The fourth of the five games purchased 11/28/10 in “The Orange Box” for $7.50.

This very collection, incidentally, is how the game was first released in 2007, offering three new games and two old for $50, a brilliant bit of marketing that basically ushered in the “bundle” era. At the heart of this idea was the fact that for the first 6 months after release, the three new games (unrelated to one another) were not available separately, except on Steam. I’m not going to go into all the ins and outs of why this is an inspired sales tactic; suffice it to say that it introduced the idea that, at least in the video game market, suddenly dropping the price so shockingly far below the perceived value that any customer aware of the deal simply must buy turns out to be profitable in the long run — and, if you can bundle the right games together, potentially even in the short run.

In other words, “The Orange Box” is indirectly responsible for me having 197 games.

(Actually, I’m afraid it’s 198 now. On Christmas Day, GOG made the ancient 1980 RPG-by-a-high-school-student Akalabeth available for free, so of course I was compelled to add it to my account. I couldn’t help myself! It showed up in my feed and said “free!” I don’t think I’ll be able to bear actually playing that one through to completion, but we’ll just have to see when I get there, which won’t be any time soon.)


Half-Life 2: Episode Two is the subject.

I’ve gotten so accustomed to these games that I was able to slide through this final one with no friction at all. That’s the mark of a terrific achievement on the part of the developers; it stands as the ultimate compliment to the game’s flow, which I keep saying is the main objective. But, seen another way, it means that my aesthetic experience is diminishing: no friction means no truly new meanings, just refinement and redelivery of the old.

Of course, the developers are pretty explicit about their intent in that respect: these last two games, though they do represent incremental deepening of technical and dramatic resources, fall under the category of expansions/extensions of the original Half-Life 2. They are, exactly as advertised, “episodes”: a serialized format.

Serial formats have a different mode of consumption from standalone works. Like I said last time, at their best they’re like a room we keep returning to, in which different things are always happening, but the space stays the same.

This of course is only a metaphor, but it’s a resonant one, at least for me; my feelings about space are deeply meaning-making, at least as much so as my feelings about narrative. In reflecting on the ways I perceive my own life as meaningful, those seem to be the two main ones: in terms of a story that I’m living, and in terms of spaces past, present, and imagined.

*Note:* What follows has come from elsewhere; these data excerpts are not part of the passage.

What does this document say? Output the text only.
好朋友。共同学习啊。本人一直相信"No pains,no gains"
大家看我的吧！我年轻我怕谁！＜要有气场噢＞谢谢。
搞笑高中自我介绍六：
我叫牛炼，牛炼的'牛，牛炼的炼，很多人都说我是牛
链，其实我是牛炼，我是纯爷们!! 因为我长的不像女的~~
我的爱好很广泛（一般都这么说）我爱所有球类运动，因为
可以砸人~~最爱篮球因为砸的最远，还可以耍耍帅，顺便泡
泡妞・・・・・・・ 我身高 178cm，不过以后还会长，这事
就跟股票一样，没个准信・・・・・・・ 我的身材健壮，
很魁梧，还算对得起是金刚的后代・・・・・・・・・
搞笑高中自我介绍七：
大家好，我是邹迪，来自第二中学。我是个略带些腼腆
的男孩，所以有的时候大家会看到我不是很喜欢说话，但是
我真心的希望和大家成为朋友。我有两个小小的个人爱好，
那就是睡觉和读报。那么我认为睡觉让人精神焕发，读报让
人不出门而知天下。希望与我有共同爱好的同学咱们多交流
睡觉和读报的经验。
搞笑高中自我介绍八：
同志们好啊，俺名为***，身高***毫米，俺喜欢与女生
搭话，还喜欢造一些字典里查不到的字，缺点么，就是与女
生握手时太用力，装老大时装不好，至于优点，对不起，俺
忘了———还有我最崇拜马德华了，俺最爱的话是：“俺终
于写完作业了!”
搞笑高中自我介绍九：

Meanwhile, another running idea in my comments here is that what video games give us above all is imagined spaces, that they’re the real meat of the experience. Which means that in a serialized video game there’s a peculiar juxtaposition: of the imagined spaces of the game and the imagined metaphorical space that the game series as a whole represents. The game both as a series of rooms and as “a room.”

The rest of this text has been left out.